Of course, this isn’t an option for everyone. You must have good credit and a steady income to qualify for refinancing. Fortunately, you can partner with a company specializing in affordable refinance mortgage loans. These companies are more likely to offer you a good deal on your mortgage.

However, refinancing will require you to pay closing costs. These costs can be anywhere from 2% to 5% of the loan amount. You will also need to factor in the time it takes to close the loan. It may take several weeks or even months to get approved for refinancing.


Filing for bankruptcy should be your last resort. This is a big decision that will have a significant impact on your life. It will also stay on your credit report for seven to 10 years.

There are two types of bankruptcies: Chapter 7 and Chapter 13. Chapter 7 bankruptcy will discharge your unsecured debt, including credit card debt and medical bills. However, you may still have to pay secured debts like your mortgage and car payment.

Chapter 13 bankruptcy will allow you to keep your property and assets. You must create a repayment plan to pay off your debt over three to five years. This option may be more feasible if you have a steady income.
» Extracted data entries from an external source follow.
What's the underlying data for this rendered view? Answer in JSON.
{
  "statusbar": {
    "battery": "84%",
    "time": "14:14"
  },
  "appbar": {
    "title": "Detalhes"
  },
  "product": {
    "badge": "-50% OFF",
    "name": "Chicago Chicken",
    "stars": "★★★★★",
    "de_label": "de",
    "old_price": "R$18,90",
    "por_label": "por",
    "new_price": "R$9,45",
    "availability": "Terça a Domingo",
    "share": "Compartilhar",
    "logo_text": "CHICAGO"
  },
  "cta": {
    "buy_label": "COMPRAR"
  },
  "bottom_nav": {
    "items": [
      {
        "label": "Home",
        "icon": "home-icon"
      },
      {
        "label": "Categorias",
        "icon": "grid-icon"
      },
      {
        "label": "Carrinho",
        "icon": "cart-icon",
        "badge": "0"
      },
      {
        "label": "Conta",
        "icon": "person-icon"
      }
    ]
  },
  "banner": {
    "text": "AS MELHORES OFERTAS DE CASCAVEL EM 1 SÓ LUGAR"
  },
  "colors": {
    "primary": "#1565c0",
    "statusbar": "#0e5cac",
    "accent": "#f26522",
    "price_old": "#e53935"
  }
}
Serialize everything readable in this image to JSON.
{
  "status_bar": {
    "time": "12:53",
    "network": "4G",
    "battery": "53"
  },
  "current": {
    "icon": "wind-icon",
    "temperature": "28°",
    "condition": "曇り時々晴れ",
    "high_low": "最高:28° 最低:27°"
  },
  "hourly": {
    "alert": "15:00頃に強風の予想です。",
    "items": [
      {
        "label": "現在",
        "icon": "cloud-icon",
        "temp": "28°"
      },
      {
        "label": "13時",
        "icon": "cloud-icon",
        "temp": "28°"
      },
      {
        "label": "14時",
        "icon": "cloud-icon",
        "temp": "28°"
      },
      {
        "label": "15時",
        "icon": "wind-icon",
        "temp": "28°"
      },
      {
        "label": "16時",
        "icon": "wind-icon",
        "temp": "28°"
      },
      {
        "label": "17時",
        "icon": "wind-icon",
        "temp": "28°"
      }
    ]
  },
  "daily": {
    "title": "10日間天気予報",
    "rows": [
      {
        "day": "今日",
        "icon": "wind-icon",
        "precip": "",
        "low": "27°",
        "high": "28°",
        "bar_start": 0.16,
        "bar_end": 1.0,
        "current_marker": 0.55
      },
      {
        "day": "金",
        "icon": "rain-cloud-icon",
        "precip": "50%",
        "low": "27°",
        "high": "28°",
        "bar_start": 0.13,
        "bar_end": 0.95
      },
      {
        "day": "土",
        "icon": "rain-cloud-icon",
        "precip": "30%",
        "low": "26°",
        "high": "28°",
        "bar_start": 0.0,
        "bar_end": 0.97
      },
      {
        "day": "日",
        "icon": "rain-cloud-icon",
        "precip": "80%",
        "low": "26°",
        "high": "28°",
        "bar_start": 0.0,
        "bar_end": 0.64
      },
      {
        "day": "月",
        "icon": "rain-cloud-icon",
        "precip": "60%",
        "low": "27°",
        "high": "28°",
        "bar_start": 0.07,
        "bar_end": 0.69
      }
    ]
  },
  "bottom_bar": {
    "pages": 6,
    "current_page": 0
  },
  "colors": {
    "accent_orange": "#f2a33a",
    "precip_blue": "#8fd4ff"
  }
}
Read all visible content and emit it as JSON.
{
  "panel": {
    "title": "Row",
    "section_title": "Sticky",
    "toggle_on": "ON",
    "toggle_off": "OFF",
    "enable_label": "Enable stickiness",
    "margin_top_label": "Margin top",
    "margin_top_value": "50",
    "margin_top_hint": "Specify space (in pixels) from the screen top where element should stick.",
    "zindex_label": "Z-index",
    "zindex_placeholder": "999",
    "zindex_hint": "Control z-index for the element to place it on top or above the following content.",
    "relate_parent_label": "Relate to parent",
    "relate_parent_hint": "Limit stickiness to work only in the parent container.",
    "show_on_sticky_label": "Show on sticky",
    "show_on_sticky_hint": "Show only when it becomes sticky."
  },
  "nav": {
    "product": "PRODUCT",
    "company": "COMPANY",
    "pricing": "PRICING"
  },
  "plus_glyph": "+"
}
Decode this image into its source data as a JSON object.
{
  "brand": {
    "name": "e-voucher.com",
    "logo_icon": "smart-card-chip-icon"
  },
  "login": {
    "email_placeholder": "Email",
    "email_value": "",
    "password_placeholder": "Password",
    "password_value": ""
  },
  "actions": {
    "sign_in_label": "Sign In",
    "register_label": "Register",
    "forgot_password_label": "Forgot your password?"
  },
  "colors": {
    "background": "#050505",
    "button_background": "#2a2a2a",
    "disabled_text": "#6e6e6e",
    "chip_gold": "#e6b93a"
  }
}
You will need to consult a bankruptcy attorney to see if this is the right option. They will review your financial situation and help you make the best decision for your future.

Final Thoughts

No one wants to have difficulties making their mortgage payments. However, life happens, and sometimes, we face unexpected financial challenges. If you find yourself in this situation, it is essential to seek help as soon as possible. There are many options available to help you get back on track. Be sure to consider your options and make the best decision for your unique situation.